The code for fitting the model to network data (C++), for predicting missing connections in networks (C++), and for visualizing the inferred hierarchical structure (Matlab) is available on my website.
 It's especially nice to have this paper in print now as it was the last remaining unpublished chapter of my dissertation. Time for new projects!
posted May 1, 2008 08:58 AM in Networks | permalink
Aaron, it is really nice to see the interesting application about the hierarchical structures. As you mentioned, the key missing piece here is the "functional brick". what is the really mechanism behind all of those fantastically statistical features of complex networks. Does the functional requirments on individual node constrain the hierarchical structures (like motif, modular, fractal(Nature 433, 392), fractal boundary(arXiv/math-ph/08041968)) formations? Or vice verse?

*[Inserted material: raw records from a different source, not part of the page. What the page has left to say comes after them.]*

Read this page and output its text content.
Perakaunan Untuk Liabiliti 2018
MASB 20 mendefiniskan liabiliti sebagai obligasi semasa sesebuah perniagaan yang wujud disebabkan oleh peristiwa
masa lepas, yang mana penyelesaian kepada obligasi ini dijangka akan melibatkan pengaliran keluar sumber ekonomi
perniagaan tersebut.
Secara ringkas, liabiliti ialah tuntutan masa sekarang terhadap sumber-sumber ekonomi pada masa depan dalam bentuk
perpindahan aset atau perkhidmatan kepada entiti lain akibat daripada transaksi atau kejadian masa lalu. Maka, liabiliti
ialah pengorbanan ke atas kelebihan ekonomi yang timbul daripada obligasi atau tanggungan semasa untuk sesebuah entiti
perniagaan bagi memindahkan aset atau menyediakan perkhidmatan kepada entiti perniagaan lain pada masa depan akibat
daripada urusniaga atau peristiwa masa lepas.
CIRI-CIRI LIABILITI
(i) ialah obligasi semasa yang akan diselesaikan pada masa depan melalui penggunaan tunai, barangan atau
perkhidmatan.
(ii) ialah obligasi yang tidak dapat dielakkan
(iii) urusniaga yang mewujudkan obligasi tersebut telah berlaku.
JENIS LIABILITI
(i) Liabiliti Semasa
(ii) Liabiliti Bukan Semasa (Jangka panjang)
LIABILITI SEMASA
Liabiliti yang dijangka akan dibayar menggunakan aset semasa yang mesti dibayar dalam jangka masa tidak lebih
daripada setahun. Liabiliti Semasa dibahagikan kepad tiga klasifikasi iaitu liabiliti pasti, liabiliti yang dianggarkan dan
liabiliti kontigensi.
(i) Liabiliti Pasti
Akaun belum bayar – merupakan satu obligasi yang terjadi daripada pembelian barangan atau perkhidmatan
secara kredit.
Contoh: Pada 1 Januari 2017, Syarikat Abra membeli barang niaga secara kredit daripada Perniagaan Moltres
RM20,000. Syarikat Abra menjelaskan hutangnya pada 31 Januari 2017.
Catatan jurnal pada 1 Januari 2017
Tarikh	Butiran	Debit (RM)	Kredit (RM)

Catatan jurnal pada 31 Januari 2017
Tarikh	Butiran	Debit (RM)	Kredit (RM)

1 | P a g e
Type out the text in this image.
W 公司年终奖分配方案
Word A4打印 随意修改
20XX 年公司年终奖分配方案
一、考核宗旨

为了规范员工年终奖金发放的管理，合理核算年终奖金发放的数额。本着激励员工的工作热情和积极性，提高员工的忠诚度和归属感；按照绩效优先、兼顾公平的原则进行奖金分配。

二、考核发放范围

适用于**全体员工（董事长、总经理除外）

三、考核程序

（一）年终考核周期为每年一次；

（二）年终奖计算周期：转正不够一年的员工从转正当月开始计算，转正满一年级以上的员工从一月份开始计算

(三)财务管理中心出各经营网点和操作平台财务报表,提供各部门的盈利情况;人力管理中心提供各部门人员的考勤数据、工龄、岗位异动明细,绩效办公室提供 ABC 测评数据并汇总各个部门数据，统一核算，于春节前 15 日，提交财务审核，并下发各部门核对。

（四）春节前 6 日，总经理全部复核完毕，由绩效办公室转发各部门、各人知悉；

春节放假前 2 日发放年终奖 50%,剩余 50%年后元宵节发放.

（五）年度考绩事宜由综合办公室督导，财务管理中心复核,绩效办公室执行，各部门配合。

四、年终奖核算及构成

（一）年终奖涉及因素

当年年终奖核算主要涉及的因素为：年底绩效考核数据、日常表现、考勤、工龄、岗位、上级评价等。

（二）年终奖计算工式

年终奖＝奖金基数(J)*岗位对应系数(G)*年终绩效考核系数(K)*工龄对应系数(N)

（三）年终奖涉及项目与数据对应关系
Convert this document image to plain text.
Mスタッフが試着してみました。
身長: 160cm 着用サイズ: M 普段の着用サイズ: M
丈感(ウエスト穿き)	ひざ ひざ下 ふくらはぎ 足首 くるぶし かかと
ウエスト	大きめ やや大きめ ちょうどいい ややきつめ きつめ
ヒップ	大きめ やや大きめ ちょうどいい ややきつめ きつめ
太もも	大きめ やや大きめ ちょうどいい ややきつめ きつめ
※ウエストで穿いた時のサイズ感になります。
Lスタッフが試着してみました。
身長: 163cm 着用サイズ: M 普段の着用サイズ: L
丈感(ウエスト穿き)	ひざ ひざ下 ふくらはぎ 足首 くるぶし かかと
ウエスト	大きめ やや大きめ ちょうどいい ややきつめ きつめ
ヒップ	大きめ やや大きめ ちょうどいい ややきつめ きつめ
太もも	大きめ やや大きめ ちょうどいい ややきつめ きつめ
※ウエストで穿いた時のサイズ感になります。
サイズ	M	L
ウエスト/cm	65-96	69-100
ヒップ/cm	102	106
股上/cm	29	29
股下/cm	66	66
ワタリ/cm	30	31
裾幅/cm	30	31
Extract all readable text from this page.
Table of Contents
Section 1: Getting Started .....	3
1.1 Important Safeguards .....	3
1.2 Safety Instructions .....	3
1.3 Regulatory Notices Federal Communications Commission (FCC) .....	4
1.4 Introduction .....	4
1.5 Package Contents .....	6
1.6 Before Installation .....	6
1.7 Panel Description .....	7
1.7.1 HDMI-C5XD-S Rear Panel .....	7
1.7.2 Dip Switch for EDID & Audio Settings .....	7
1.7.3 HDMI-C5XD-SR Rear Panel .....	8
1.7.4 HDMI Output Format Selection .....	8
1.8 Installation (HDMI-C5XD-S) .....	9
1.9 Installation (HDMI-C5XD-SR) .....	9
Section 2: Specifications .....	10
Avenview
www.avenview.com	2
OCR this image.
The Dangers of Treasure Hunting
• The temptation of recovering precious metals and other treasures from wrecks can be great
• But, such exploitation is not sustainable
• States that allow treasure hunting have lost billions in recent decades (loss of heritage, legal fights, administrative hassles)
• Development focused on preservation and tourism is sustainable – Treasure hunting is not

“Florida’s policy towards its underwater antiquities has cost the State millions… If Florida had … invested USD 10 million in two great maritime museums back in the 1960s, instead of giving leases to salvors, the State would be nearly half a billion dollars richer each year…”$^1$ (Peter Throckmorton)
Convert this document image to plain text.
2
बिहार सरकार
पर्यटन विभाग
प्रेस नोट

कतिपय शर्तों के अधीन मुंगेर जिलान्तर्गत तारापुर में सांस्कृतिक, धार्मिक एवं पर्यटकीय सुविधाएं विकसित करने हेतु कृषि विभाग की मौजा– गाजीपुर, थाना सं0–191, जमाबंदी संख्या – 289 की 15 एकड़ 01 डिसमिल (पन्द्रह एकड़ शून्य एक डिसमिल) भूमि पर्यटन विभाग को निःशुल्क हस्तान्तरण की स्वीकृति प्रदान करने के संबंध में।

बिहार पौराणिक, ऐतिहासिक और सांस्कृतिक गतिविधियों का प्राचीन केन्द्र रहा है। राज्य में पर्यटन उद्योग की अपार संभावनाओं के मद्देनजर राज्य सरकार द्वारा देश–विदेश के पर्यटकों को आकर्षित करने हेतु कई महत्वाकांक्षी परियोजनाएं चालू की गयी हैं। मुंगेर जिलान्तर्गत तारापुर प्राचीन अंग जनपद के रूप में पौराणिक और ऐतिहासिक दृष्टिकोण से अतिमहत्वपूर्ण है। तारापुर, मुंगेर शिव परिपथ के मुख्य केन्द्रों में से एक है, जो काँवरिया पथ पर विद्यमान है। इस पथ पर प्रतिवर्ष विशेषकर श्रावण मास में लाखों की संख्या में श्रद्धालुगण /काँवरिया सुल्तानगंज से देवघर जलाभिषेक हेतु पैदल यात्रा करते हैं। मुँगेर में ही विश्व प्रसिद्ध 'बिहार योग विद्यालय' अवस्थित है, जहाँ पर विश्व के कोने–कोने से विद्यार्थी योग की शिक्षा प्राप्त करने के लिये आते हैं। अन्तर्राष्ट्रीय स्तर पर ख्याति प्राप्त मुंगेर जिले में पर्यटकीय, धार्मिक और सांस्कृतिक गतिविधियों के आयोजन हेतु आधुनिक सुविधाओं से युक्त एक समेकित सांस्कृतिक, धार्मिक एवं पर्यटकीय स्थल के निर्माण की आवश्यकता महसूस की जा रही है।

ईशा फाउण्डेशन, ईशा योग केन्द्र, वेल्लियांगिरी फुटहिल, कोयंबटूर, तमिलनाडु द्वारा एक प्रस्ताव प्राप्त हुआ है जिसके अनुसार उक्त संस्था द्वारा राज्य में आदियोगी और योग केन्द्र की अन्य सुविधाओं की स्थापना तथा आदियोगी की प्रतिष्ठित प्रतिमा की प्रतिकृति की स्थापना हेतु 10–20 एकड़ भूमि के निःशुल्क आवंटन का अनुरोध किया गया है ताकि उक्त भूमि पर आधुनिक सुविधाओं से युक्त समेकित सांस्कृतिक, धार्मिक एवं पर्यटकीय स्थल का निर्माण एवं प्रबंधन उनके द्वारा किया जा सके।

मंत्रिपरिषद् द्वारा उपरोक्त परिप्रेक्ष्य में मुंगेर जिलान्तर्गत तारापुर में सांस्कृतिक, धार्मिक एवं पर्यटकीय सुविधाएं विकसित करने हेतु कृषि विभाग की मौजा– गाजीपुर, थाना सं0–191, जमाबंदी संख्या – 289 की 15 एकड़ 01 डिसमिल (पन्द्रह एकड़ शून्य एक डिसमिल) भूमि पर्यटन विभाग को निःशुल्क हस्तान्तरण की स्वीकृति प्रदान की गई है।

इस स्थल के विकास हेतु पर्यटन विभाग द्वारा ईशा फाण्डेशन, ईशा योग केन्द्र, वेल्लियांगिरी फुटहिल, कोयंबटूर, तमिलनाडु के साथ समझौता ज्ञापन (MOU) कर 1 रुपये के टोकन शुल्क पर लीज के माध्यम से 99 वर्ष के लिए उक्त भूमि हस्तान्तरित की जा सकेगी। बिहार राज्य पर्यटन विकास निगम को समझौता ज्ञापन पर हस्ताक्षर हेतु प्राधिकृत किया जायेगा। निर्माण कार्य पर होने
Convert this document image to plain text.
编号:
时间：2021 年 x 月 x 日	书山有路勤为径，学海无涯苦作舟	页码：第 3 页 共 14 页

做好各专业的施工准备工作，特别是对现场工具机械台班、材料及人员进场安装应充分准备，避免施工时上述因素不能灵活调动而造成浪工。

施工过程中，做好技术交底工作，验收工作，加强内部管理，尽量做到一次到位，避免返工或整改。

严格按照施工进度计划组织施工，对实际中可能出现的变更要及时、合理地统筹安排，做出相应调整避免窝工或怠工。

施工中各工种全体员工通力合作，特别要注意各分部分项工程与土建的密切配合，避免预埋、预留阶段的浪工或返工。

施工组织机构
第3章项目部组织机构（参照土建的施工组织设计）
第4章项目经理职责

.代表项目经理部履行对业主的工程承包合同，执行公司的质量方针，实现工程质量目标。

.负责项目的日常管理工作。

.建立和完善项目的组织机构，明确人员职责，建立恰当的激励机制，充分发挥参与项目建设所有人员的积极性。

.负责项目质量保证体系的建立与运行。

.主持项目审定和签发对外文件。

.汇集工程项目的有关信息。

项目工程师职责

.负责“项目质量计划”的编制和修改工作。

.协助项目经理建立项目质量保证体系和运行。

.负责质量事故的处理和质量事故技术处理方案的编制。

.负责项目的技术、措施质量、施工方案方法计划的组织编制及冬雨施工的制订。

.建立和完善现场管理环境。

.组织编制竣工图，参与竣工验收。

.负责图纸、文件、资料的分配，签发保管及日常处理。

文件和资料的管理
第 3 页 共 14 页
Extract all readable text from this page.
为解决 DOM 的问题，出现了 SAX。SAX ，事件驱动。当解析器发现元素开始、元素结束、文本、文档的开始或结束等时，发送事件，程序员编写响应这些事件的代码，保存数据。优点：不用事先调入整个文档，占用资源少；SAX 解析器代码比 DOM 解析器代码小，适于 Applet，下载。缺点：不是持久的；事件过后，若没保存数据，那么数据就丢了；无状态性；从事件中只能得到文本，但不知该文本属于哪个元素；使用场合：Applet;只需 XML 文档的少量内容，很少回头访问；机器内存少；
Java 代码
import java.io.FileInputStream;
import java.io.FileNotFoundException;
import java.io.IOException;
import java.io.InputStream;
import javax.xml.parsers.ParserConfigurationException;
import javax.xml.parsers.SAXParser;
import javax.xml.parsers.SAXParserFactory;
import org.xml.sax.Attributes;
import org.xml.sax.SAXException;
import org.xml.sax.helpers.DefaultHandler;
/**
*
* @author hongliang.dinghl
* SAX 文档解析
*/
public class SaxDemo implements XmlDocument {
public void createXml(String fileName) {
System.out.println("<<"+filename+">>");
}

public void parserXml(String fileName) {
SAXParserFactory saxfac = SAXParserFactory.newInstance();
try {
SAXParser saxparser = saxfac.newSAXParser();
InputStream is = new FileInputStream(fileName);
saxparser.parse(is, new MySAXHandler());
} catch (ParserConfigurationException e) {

Posted by: Feng at May 1, 2008 03:49 PM
This work appears very innovative and fundamentally exciting. Congratulations to you and your co-authors.
I have these questions:
- Do you see this same approach as applicable to semantic Web or social networks?
- How might the missing node analysis be applied to checking graph integrity or gaps?, and
- In a graph of knowledge spaces, do you think module identification or similar might help in identifying natural knowledge "domains"?
At any rate, very exciting work. I will be studying your materials further.
Posted by: Mike Bergman at May 3, 2008 01:53 PM
Congrats on the Nature pub + slashdot article. You are officially badass.
Posted by: Virgil at May 4, 2008 02:23 AM
Thanks Virgil. Coming from Mr. Wikiscanner, that mean a lot :)
Posted by: Aaron at May 5, 2008 08:37 AM
Mike, I think the same general approach - that is, one of writing down a generative model of topological structure and then using inference methods to extract information from real data - is certainly applicable to the semantic Web and social networks. The hard part is not the inference part, but rather writing down a useful generative model. Missing node analysis could potentially be used to check the integrity of graphs, although accurately predicting missing nodes is likely a much harder task than accurately predicting missing edges, so maybe it's not that practical. Finally, a lot of people have thought about using graph clustering methods to identify domains of human knowledge in an unsupervised way. These methods are largely what I would call descriptive; a real test of them would be to ask how well they predict how the network of knowledge changes over time.
Posted by: Aaron at May 5, 2008 08:42 AM